Machtiging tot wijziging van huwelijkse voorwaarden door curator

In deze zaak heeft het Gerechtshof Arnhem-Leeuwarden op 28 januari 2021 uitspraak gedaan in hoger beroep over een machtigingsverzoek van de curator tot wijziging van de huwelijkse voorwaarden van verzoeker. Verzoeker en verweerster2 zijn in 1982 getrouwd en hebben huwelijkse voorwaarden opgesteld die een uitsluiting van gemeenschap van goederen bevatten. In 2008 zijn deze voorwaarden gewijzigd, maar verzoeker heeft in 2018 geprobeerd deze voorwaarden te vernietigen. De curator heeft toestemming gevraagd om de huwelijkse voorwaarden te wijzigen, wat door de kantonrechter in eerste aanleg is goedgekeurd. Verzoeker heeft hiertegen hoger beroep ingesteld, waarbij hij aanvoert dat de vernietiging van de huwelijkse voorwaarden eerst moet worden beoordeeld voordat tot wijziging kan worden overgegaan. Het hof heeft geoordeeld dat de huwelijkse voorwaarden geldig zijn en dat de wijziging in het belang van alle betrokkenen is. De grieven van verzoeker zijn afgewezen, en de beschikking van de kantonrechter is bekrachtigd. De curator is gemachtigd om de benodigde notariële akte te tekenen in plaats van verzoeker, en de beschikking is uitvoerbaar bij voorraad verklaard. De kosten van het geding worden gecompenseerd, waarbij iedere partij de eigen kosten draagt.

Uitspraak

GERECHTSHOF ARNHEM-LEEUWARDEN

locatie Leeuwarden
afdeling civiel recht
zaaknummer gerechtshof 200.258.717/01
(zaaknummer rechtbank 6552544)
beschikking van 28 januari 2021
inzake
[verzoeker],
wonende te [woonplaats1] ,
verzoeker in het principaal hoger beroep,
verweerder in het (voorwaardelijk) incidenteel hoger beroep,
verweerder in het incident,
verder te noemen: [verzoeker] ,
advocaat: voorheen mr. S.G. Rissik, kantoorhoudend te Roden,
die zich heeft onttrokken,
en
[verweerster1] B.V.,
in de hoedanigheid van curator over [verzoeker] ,
gevestigd te [vestigingsplaats]
,
verweerster in het principaal hoger beroep,
verzoekster in het (voorwaardelijk) incidenteel hoger beroep,
verweerster in het incident,
verder te noemen: de curator,
en
[verweerster2],
wonende te [woonplaats1] ,
verweerster in het principaal hoger beroep,
verweerster in het (voorwaardelijk) incidenteel hoger beroep,
verzoekster in het incident,
verder te noemen: [verweerster2] ,
advocaat: voorheen mr. J. Dijkstra, thans mr. B.L. van Riel, kantoorhoudend te Assen.
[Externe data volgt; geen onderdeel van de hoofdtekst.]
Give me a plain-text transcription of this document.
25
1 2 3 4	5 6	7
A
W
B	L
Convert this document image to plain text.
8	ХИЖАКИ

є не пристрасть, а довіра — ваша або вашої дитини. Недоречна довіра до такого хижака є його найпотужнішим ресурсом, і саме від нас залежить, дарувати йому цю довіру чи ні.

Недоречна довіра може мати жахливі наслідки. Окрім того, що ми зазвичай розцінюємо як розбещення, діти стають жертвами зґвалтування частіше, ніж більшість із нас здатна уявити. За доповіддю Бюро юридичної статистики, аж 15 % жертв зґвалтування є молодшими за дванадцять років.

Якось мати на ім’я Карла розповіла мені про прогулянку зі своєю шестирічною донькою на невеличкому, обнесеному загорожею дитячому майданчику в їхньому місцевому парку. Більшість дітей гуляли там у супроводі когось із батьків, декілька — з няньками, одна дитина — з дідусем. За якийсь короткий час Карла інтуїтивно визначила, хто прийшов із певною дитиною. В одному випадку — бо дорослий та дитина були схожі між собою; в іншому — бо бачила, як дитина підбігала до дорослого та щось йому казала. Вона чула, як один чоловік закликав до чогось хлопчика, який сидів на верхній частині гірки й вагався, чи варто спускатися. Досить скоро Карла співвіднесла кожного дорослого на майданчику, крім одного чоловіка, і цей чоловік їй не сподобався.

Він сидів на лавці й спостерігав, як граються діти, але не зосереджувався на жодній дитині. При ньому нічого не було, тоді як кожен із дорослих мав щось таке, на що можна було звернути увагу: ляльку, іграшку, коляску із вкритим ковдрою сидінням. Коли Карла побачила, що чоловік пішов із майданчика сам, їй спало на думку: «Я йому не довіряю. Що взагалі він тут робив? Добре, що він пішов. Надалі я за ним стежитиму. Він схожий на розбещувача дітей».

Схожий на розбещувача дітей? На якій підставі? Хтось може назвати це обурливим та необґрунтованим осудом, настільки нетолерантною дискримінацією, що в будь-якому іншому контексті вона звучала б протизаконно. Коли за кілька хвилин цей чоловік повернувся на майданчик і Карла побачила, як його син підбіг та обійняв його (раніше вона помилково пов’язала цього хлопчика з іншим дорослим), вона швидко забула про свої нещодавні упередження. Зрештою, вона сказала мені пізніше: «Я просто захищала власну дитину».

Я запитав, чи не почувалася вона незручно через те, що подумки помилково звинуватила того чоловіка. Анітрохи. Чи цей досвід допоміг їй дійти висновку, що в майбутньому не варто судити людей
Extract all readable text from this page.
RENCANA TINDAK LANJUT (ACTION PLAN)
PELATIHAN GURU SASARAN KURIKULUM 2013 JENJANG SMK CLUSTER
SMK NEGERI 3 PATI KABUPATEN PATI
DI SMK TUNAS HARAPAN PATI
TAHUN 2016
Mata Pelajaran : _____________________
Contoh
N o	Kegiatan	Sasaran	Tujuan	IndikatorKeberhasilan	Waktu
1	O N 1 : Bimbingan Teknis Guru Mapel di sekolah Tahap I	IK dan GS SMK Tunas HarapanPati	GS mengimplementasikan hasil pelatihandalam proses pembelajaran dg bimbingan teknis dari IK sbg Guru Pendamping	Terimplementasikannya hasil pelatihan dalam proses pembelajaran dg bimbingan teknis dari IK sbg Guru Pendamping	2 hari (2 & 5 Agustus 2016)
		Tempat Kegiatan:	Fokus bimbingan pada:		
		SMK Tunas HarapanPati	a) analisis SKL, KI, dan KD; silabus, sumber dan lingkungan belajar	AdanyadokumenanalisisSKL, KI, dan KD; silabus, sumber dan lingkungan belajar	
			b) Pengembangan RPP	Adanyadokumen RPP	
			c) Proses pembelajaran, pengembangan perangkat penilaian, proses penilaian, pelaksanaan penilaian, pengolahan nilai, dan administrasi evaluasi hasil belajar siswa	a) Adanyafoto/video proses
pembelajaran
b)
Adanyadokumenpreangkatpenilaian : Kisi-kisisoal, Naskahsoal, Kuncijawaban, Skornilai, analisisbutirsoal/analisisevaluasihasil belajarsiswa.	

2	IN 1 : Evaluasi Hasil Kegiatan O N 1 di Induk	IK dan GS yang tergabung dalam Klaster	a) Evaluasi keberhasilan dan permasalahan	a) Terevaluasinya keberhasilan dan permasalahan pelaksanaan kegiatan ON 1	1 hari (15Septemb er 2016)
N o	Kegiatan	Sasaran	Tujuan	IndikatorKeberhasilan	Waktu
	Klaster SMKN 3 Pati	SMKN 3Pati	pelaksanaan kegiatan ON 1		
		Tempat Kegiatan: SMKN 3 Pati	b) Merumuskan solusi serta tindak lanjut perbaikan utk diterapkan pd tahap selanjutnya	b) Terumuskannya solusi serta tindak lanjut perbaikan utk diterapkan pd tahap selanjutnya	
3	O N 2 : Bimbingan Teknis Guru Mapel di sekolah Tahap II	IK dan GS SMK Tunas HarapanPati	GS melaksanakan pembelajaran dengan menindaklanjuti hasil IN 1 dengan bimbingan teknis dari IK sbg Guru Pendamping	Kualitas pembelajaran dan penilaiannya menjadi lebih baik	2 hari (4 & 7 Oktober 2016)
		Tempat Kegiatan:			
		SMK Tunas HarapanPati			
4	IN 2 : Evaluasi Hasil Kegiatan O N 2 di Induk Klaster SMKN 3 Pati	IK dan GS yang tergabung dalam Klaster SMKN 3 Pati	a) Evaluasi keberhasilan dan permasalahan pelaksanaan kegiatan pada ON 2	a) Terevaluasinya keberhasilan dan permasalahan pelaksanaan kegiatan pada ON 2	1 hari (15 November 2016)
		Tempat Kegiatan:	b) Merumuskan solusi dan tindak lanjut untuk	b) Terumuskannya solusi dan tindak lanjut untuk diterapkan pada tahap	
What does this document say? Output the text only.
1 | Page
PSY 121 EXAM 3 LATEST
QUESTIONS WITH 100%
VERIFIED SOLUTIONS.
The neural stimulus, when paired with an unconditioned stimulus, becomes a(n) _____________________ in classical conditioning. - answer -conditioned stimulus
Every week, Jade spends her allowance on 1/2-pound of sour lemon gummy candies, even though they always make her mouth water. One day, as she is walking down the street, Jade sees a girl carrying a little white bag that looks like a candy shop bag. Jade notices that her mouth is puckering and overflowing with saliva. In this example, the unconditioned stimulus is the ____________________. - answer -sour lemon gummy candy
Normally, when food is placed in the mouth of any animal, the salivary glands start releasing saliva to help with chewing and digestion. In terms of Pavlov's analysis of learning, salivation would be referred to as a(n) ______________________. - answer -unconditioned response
1.Het geding in eerste aanleg

1.1.
Het hof verwijst voor het geding in eerste aanleg naar de beschikking van de kantonrechter in de rechtbank Noord-Nederland, locatie Groningen van 5 februari 2019, uitgesproken onder voormeld zaaknummer.

2.Het geding in hoger beroep

2.1.
Het verloop van de procedure blijkt uit:
- het beroepschrift met producties, ingekomen op 19 april 2019;
- het verweerschrift van [verweerster2] tevens houdende een incidenteel verzoek ex artikel 360 lid 2 van het Wetboek van Burgerlijke Rechtsvordering (Rv), met productie(s);
- het verweerschrift van de curator, tevens houdende een (voorwaardelijke) vermeerdering van het verzoek, met productie(s);
- een verweerschrift van [verzoeker] met betrekking tot het incidenteel verzoek van [verweerster2] , met productie(s);
- een journaalbericht van mr. Rissik van 10 mei 2019 met productie(s);
- een journaalbericht van mr. Rissik van 29 mei 2019 met productie(s);
- een brief van mr. Dijkstra van 26 juni 2019 met productie(s);
- een journaalbericht van mr. Van Riel van 10 januari 2020, met productie(s);
- een journaalbericht van mr. Van Riel van16 januari 2020, met productie(s).
2.2.
De mondelinge behandeling heeft op 15 december 2020 plaatsgevonden. Daarbij zijn verschenen:
- [verzoeker] ,
- [naam1] . namens [verweerster1] B.V.,
- [verweerster2] , bijgestaan door haar advocaat mr. Van Riel,
- mr. J. Dijkstra, voormalig advocaat van [verweerster2] en
- [naam2] , fiscalist, werkzaam bij [naam3] .

3.De feiten

3.1.
[verzoeker] en [verweerster2] zijn [in] 1982 met elkaar in het huwelijk getreden. Op die dag hebben zij, voorafgaand aan de huwelijkssluiting, een notariële akte houdende huwelijkse voorwaarden ondertekend. [verzoeker] en [verweerster2] hebben daarin, voor zover van belang, iedere gemeenschap van goederen uitgesloten en zij zijn daarbij een periodiek verrekenbeding van besparingen overeengekomen.
3.2.
Bij notariële akte van 14 juli 2008 zijn genoemde huwelijkse voorwaarden gewijzigd. Daarbij is de uitsluiting van iedere gemeenschap van goederen gehandhaafd, maar is een finaal verrekenbeding overeengekomen inhoudende dat bij echtscheiding zal worden afgerekend alsof [verzoeker] en [verweerster2] waren getrouwd in algehele gemeenschap van goederen.
3.3.
[verzoeker] is bij beschikking van de kantonrechter in de rechtbank Noord-Nederland, locatie Groningen, van 9 december 2015 onder curatele gesteld. Deze beslissing is in hoger beroep bij het hof, na cassatie bij de Hoge Raad en na een beroep bij het EHRM in stand gebleven. De ondercuratelestelling duurt thans nog voort. Een verzoek van [verzoeker] tot opheffing daarvan is door de kantonrechter afgewezen en die beslissing is door het hof bij beschikking van 5 november 2020 bekrachtigd.
3.4.
[verzoeker] heeft in september 2016 een verzoek tot echtscheiding ingediend. Dat verzoek is in 2017 ingetrokken.
3.5.
[verzoeker] heeft op 26 september 2018 bij buitengerechtelijke verklaring de vernietiging ingeroepen van de huwelijkse voorwaarden van 14 juli 2008. [verweerster2] heeft zich daartegen verzet.
3.6.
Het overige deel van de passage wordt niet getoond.